Asked why no news release was distributed, Scott spokeswoman Jackie Schutz said: "Our focus is on helping the victims and their families affected by the Orlando terror attack."

Snaith, who works in Orlando, said he wasn't surprised that the state underplayed the jobs report. "Putting this in perspective is the right thing to do," he said, instead of "bragging about job growth in the wake of all the tragedy we've seen here."

Many of the nagging negatives of the prolonged economic recovery persist. Wage growth is restrained.

And Florida, like much of the country, continues to struggle with a high number of discouraged workers who are not looking for a job and are therefore excluded in calculating the unemployment rate. Many of them are expected to enter the workforce at some point, ratcheting up competition for jobs.

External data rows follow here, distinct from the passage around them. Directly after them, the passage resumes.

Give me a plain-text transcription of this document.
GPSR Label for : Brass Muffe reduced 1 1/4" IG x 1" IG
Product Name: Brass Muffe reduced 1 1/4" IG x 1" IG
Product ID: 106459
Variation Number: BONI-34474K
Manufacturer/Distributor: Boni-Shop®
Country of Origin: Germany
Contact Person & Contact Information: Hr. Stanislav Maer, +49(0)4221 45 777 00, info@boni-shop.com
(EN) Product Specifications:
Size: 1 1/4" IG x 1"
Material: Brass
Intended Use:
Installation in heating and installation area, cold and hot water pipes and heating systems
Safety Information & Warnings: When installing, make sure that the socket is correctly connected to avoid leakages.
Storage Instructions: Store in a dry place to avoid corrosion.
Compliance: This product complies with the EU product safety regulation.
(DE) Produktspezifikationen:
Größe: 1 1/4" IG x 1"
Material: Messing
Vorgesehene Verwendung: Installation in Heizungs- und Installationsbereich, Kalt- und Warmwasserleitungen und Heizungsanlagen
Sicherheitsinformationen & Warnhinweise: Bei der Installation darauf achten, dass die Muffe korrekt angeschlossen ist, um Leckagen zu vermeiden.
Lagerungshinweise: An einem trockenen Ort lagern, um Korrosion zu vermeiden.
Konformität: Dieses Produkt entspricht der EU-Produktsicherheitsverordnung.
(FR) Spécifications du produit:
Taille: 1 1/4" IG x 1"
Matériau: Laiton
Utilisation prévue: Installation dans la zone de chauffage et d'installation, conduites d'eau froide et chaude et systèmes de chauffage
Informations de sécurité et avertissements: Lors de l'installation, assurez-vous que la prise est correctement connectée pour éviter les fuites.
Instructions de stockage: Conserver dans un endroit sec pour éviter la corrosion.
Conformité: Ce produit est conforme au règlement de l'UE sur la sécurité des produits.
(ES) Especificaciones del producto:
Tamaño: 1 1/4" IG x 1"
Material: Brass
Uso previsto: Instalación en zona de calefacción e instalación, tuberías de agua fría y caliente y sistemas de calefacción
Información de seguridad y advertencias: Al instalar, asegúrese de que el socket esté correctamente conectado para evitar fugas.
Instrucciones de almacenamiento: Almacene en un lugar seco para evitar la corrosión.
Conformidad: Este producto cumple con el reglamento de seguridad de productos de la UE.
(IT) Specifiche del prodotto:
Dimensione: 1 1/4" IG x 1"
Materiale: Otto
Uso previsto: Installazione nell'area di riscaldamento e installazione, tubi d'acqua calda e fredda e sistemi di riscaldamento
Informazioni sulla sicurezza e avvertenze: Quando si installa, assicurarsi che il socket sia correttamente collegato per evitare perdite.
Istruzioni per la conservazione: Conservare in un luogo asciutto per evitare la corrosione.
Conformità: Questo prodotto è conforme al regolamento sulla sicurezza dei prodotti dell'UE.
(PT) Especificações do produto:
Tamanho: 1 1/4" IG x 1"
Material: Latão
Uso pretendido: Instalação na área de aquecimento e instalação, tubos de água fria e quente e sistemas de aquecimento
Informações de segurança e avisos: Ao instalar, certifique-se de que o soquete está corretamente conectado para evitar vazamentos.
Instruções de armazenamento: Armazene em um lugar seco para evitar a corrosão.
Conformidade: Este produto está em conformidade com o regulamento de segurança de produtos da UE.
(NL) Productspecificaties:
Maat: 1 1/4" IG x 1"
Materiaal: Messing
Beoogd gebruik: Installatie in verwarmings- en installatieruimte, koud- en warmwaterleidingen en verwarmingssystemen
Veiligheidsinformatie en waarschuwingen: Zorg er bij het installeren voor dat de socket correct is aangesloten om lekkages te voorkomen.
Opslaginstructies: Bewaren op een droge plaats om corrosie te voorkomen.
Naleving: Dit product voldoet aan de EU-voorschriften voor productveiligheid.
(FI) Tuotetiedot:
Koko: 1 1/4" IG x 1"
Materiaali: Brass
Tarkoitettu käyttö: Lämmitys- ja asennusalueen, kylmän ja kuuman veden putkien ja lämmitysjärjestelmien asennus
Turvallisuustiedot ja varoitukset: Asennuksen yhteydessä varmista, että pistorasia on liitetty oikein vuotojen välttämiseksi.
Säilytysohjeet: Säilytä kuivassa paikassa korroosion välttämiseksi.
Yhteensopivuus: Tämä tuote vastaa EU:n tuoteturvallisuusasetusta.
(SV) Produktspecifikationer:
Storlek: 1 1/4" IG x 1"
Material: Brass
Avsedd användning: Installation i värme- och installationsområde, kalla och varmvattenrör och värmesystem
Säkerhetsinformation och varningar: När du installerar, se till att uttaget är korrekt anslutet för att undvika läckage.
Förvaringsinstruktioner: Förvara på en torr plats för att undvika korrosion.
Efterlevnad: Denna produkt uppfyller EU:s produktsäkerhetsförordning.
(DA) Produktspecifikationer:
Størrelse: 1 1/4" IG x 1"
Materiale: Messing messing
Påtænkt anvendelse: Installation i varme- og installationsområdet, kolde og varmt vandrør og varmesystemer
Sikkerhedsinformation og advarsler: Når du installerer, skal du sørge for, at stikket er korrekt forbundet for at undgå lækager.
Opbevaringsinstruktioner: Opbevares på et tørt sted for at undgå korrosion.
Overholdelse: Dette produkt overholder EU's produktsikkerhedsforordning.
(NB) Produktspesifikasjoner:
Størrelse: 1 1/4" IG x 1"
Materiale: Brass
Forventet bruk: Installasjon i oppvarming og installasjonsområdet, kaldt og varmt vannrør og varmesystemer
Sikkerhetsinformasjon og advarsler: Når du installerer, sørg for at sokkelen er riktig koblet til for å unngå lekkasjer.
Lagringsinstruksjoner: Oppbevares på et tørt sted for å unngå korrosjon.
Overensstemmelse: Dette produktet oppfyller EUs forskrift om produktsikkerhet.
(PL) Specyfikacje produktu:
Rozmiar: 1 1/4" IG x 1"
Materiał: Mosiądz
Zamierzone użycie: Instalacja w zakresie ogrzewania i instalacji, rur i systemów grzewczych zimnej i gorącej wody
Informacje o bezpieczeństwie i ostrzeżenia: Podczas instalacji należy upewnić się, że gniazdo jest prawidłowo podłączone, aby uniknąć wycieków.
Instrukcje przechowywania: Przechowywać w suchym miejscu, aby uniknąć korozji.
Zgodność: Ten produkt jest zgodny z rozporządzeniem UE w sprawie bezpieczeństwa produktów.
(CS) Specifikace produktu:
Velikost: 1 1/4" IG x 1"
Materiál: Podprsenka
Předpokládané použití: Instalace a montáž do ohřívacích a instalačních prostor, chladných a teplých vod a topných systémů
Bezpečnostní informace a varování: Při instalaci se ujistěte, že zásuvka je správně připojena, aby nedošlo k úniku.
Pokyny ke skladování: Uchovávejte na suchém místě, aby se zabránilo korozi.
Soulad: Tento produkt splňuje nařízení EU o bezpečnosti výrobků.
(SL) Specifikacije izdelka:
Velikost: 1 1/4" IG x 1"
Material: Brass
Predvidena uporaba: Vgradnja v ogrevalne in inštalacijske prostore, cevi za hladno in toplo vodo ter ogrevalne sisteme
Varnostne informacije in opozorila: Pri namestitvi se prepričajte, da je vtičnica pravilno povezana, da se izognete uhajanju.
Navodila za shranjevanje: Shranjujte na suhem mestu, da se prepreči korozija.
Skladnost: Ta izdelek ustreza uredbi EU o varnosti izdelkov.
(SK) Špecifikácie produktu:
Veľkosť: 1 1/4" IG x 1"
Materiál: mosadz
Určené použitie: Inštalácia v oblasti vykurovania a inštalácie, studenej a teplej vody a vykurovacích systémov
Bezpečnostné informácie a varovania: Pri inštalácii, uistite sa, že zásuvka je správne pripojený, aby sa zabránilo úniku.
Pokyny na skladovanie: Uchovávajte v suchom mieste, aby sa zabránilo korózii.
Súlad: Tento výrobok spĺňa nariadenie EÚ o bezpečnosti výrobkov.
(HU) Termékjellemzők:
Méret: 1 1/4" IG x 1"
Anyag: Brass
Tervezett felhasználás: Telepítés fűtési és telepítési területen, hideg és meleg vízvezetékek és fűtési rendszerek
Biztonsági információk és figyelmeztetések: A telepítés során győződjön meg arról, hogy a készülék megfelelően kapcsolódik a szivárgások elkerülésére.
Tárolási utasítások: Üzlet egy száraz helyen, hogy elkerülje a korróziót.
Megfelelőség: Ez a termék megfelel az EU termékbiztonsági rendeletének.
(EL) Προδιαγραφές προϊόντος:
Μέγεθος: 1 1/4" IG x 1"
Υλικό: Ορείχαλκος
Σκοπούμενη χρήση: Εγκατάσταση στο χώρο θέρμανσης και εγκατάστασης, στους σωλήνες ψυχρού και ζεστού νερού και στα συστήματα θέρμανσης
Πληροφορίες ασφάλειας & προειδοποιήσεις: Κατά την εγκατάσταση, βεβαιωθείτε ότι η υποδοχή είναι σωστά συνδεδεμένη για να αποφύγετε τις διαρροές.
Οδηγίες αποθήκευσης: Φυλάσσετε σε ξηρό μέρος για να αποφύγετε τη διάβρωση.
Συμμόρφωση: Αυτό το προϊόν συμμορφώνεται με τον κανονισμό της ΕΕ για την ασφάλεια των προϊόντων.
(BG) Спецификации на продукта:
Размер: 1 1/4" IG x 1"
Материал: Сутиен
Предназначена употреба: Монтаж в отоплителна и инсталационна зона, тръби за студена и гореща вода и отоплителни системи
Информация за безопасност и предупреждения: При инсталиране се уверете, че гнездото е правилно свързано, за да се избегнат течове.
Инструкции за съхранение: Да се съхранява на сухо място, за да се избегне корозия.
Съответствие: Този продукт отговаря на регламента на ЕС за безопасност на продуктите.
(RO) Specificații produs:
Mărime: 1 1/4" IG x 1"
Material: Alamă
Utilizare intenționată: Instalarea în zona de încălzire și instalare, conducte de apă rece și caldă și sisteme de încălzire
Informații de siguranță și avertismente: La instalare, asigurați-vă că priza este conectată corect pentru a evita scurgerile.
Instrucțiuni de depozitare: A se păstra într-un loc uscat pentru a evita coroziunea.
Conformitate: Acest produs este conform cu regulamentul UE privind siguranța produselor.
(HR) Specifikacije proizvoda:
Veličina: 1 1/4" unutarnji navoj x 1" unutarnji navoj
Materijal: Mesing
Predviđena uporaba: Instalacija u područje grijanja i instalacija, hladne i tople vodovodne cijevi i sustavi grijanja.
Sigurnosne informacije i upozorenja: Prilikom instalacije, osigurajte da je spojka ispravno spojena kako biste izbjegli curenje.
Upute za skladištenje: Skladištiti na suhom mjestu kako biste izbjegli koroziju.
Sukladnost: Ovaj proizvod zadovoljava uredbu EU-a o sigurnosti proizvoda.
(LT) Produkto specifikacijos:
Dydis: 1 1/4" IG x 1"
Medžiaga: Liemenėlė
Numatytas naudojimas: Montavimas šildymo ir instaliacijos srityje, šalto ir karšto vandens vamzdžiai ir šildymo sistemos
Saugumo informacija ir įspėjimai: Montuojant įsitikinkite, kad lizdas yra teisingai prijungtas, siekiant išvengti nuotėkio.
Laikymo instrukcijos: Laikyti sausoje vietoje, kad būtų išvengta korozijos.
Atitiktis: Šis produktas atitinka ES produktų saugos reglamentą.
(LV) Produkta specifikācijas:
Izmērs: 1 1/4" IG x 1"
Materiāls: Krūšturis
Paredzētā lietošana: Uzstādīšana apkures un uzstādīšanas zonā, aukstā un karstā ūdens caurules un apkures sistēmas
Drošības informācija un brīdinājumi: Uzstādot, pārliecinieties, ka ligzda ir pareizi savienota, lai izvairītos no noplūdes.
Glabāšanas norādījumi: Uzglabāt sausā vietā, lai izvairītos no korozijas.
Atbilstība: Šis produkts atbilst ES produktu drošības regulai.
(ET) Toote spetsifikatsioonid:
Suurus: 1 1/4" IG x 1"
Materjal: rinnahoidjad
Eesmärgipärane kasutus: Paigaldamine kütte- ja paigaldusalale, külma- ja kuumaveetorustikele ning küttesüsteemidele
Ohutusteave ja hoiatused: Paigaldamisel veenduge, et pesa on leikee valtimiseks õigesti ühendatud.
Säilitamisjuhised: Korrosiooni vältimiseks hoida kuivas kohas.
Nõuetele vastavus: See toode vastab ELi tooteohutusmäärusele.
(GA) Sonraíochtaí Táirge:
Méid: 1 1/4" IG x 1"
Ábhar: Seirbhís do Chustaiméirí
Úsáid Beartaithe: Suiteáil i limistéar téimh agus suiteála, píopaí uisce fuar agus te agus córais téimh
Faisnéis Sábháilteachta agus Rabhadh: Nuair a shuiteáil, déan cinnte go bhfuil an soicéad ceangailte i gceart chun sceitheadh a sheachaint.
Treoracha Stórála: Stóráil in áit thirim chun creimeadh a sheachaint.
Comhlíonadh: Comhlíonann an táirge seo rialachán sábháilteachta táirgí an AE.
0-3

As with past months, the fastest-growing industry is one rooted in historically low-paying jobs: leisure and hospitality, which added 8,100 jobs over the month and 49,300 jobs for the year due to a big jump in hotel and restaurant positions.

Still, compared with most states, Florida is in an enviable position.

Because a smattering of states saw unemployment rise in May, and most were flat in job growth, the country netted a mere 38,000 new jobs over the month. More than 60 percent of them, it turns out, were in Florida.

Scott Brown, chief economist for Raymond James Financial in St. Petersburg, was encouraged by how broad-based the recovery has become with the state adding jobs in nearly every sector, including many higher-paying fields.

Since May 2015, Florida's once-decimated construction industry has added 29,400 jobs, nearly 7 percent growth and second only to California, according to Associated General Contractors of America. Manufacturing remains a relatively small slice of Florida's economic pie, but it's growing, up more than 3 percent over the year.

Tourism has been helped by still-low gas prices, while the housing recovery has taken root, driving foreclosures in some of the state's hardest-hit regions down to 10-year lows.

"It's been a long road back, but things are definitely getting better," Brown said. "This is a relatively well-balanced report. … I'll take it."

The only sector that's still losing jobs year over year is information.

The Tampa Bay area has added 46,100 jobs over the year, second only to Orlando among Florida metros. Based on private-sector jobs alone, Tampa Bay was the top metro.

The bay area's unemployment rate fell from 4.3 percent to 4.1 percent.